In quello stesso periodo, in seguito al grande sviluppo industriale del Paese, si iniziò a delineare una continua crescita del proletariato di fabbrica, la quale portò successivamente ad un rafforzamento, sul piano politico, dell’unico partito di massa del panorama del tempo, il Psi. Questo avvenimento fu il principale motivo che portò Sonnino a scegliere la stessa linea di governo adoperata da Giolitti: abbandonato il pensiero reazionario, Sonnino adottò una linea riformista durante il suo governo, proprio come fece il suo avversario politico,

avvicinandosi quindi al popolo e non reprimendolo.
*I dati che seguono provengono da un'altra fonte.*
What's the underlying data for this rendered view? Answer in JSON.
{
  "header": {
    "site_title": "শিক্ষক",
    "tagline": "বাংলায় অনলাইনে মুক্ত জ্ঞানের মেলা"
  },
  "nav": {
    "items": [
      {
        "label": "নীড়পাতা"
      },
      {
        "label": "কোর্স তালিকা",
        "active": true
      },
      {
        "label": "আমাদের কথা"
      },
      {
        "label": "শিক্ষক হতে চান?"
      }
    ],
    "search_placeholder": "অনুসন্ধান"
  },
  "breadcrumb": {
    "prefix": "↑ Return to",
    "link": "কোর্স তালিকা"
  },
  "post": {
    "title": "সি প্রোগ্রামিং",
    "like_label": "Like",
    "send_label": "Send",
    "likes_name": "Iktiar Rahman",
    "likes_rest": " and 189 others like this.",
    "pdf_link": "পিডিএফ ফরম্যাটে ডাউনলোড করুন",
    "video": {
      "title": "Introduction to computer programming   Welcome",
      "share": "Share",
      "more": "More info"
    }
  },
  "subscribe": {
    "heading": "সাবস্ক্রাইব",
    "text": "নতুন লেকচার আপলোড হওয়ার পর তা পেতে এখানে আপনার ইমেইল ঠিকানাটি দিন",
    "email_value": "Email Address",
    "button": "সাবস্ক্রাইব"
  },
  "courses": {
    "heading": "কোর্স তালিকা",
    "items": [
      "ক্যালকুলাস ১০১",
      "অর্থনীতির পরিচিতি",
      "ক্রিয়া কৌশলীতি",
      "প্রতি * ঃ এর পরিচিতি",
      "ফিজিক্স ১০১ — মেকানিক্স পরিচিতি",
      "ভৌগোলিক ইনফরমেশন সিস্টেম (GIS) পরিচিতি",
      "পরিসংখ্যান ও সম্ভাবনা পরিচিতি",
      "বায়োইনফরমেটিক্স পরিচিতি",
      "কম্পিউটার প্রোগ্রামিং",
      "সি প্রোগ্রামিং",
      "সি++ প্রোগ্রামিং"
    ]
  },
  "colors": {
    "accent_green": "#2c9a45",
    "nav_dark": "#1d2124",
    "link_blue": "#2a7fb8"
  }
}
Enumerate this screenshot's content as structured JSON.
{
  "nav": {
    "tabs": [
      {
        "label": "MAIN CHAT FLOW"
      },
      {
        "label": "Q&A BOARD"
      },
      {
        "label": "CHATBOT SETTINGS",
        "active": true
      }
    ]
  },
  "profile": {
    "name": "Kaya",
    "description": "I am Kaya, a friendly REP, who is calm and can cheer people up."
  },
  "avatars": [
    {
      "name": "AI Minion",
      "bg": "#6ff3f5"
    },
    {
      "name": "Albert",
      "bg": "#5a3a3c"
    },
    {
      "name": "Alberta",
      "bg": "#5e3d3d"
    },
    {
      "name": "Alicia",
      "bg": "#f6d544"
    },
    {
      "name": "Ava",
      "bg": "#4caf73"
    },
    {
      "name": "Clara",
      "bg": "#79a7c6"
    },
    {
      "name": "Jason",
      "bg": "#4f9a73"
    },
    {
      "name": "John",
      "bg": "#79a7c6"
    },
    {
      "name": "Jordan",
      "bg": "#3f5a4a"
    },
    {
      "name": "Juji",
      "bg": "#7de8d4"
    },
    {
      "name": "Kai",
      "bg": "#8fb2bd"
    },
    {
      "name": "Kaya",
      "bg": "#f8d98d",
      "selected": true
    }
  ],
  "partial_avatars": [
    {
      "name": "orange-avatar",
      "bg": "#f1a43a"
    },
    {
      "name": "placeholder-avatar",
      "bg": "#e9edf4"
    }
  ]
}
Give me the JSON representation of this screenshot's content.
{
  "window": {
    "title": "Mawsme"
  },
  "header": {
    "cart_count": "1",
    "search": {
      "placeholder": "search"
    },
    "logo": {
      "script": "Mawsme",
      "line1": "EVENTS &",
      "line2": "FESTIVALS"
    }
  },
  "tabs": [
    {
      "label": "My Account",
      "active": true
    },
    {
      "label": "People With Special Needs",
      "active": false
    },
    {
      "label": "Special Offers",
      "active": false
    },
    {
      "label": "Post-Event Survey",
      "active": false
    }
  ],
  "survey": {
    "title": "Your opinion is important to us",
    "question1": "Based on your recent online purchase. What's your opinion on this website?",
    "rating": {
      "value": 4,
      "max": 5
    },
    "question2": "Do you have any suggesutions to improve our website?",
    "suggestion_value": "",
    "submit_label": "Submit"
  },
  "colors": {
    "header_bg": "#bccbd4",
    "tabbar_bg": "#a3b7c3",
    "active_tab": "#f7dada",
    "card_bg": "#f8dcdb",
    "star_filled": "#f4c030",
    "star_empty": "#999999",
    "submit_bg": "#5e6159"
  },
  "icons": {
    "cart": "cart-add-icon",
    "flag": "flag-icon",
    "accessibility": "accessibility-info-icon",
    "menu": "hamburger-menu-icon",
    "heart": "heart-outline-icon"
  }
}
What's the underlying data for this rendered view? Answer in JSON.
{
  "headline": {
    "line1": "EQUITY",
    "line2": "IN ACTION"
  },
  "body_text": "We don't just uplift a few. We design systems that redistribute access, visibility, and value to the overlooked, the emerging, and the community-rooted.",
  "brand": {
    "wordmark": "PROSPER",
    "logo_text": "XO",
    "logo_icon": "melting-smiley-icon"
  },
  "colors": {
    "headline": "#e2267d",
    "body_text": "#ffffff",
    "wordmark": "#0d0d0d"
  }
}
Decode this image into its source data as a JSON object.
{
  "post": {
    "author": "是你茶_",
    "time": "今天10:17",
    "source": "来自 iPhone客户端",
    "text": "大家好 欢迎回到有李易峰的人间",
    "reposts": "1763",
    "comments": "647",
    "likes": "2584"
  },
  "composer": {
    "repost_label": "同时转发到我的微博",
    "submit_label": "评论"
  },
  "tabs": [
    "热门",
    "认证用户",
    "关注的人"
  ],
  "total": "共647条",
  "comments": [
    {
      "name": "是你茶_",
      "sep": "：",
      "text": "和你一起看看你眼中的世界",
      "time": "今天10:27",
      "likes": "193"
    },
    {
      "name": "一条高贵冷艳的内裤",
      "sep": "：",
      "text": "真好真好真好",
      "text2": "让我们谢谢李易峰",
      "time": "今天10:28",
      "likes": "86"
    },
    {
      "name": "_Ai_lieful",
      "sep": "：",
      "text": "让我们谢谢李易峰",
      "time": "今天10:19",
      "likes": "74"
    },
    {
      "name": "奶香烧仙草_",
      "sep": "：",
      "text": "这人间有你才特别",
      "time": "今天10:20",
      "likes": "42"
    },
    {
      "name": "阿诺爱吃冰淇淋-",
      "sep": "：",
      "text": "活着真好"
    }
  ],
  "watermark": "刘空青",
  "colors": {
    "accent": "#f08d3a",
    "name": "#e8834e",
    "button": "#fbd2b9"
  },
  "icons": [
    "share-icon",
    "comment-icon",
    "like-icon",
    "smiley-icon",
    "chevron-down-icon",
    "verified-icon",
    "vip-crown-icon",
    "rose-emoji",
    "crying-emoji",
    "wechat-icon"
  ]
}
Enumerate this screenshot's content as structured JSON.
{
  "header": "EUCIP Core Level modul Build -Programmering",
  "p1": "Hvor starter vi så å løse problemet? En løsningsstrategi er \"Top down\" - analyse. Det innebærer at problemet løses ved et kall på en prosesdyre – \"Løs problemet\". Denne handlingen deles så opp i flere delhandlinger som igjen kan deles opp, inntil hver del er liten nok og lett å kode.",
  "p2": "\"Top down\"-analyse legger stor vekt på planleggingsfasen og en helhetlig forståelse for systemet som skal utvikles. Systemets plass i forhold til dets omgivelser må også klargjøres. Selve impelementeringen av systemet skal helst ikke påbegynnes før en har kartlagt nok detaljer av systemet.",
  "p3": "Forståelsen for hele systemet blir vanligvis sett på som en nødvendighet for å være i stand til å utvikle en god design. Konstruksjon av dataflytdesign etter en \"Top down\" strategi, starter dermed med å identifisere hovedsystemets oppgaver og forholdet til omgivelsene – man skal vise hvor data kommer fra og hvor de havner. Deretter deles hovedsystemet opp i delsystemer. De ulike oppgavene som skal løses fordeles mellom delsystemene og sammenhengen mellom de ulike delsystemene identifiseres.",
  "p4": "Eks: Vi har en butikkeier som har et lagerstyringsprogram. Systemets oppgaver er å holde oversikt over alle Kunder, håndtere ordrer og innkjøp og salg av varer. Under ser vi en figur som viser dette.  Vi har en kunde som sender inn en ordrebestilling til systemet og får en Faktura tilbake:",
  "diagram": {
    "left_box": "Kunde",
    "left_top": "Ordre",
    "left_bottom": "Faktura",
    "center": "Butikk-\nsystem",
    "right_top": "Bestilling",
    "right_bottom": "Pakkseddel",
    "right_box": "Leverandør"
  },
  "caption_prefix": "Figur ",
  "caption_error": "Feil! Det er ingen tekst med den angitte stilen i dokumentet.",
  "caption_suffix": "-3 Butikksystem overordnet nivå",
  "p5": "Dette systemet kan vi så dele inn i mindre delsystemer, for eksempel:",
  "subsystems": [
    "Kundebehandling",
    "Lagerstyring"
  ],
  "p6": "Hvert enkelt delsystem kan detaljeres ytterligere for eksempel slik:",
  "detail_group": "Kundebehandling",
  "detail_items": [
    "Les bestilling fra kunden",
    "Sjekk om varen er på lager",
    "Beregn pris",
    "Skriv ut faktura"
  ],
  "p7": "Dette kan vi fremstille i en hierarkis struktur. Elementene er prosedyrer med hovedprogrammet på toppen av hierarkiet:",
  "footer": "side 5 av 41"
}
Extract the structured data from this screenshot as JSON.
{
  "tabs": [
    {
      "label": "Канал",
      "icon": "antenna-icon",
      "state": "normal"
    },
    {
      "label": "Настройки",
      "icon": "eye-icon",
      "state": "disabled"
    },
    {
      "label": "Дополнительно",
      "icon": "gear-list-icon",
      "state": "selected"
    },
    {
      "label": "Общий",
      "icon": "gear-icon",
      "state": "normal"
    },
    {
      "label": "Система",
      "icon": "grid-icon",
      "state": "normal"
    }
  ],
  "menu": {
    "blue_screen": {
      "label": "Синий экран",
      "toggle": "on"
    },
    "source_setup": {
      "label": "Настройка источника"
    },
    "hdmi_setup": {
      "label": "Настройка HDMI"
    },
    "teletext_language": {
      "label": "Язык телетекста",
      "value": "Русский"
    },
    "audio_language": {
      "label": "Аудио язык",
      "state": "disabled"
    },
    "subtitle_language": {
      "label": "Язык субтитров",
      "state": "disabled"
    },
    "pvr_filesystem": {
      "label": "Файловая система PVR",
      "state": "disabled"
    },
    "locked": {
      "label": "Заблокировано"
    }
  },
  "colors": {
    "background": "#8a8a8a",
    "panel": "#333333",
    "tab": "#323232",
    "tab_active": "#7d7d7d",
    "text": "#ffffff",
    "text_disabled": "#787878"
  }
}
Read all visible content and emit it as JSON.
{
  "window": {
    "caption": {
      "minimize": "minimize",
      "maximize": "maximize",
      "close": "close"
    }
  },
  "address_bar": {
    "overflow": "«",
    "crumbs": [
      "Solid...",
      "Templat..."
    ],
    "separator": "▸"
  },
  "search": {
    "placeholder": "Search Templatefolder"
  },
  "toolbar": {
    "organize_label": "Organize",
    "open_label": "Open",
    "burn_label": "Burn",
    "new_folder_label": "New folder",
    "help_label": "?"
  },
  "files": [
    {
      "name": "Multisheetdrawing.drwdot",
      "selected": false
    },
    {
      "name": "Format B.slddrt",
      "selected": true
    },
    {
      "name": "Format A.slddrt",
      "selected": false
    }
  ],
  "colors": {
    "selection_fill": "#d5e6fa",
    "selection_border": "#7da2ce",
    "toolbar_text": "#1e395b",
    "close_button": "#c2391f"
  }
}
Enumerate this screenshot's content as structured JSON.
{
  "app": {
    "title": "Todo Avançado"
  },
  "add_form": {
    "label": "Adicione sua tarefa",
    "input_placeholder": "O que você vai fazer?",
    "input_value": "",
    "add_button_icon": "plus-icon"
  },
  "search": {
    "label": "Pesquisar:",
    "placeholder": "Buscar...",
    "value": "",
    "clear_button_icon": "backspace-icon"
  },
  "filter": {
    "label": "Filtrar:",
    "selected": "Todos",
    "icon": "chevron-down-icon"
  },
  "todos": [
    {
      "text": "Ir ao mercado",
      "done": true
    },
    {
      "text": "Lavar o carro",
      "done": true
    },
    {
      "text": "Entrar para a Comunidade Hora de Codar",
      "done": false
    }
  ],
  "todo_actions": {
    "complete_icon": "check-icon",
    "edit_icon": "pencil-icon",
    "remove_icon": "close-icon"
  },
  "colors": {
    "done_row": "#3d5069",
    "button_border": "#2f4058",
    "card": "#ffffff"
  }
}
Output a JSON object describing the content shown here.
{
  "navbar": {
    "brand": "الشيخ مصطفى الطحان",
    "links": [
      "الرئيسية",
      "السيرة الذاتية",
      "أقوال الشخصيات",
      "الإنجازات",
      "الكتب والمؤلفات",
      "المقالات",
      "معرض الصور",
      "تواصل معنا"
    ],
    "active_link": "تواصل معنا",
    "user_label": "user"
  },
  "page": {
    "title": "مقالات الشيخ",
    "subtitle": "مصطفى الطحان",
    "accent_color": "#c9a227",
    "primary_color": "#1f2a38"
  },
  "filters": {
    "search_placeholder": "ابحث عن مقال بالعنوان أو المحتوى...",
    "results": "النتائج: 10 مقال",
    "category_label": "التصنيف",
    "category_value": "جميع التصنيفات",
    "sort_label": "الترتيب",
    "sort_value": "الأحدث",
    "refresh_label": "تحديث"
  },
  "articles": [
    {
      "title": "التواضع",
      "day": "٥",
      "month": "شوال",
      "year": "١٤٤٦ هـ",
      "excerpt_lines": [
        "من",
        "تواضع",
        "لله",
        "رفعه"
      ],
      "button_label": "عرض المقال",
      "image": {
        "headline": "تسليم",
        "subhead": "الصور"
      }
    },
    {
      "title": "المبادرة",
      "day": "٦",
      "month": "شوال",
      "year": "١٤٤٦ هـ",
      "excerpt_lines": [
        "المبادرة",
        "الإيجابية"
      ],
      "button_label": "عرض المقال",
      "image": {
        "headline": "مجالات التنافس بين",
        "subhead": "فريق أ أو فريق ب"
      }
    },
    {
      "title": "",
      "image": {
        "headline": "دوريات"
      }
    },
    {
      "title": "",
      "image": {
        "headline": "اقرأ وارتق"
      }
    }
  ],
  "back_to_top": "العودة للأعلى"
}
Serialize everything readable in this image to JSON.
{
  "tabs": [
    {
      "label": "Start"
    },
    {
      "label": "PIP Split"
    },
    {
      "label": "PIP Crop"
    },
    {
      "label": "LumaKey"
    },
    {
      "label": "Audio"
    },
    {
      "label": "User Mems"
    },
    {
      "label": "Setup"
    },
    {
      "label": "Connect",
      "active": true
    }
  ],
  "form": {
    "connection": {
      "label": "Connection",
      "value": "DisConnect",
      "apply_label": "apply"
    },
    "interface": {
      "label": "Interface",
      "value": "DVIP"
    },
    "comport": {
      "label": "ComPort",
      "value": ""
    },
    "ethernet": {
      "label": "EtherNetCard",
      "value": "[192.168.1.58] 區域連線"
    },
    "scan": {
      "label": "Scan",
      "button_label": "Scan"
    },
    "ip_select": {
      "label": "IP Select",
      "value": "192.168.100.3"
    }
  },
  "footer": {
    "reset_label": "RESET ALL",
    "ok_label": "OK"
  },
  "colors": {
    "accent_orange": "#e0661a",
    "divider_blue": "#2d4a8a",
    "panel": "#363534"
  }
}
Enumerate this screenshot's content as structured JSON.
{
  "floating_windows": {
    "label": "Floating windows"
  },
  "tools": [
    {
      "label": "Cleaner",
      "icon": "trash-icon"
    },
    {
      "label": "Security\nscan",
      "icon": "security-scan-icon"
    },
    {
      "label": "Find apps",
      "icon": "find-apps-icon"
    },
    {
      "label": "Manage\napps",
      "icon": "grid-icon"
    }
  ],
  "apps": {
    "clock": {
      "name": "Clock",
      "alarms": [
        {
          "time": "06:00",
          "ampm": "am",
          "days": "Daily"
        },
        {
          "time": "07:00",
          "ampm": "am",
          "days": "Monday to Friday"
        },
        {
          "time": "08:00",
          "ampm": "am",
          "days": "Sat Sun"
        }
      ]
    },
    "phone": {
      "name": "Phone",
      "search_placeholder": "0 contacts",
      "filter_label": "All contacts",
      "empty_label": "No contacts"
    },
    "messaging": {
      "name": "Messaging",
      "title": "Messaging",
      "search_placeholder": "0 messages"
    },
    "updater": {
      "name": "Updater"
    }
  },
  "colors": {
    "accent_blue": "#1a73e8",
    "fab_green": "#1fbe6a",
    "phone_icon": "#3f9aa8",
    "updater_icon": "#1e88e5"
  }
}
La differenza nei confronti della politica di Giolitti fu il modo stesso di riformare: Sonnino infatti, a differenza dell’ex primo ministro monregalese, decise di adottare un modello simile a quello bismarckiano, secondo il quale le riforme sociali dovevano essere decise dall’alto, direttamente dal governo, senza dunque concordarle prima con le stesse forze sociali interessate: volendo dunque adottare una politica autoritaria. Il fine politico di Sonnino era un riformismo di stato in chiave però antisocialista, e basato su un sistema sociale di conservatorismo.Il governo di Sonnino cadde per mano di Giolitti, il quale, pur tenendosi fuori dal governo, operò per farlo cadere con l’intento di succedergli, come effettivamente avvenne.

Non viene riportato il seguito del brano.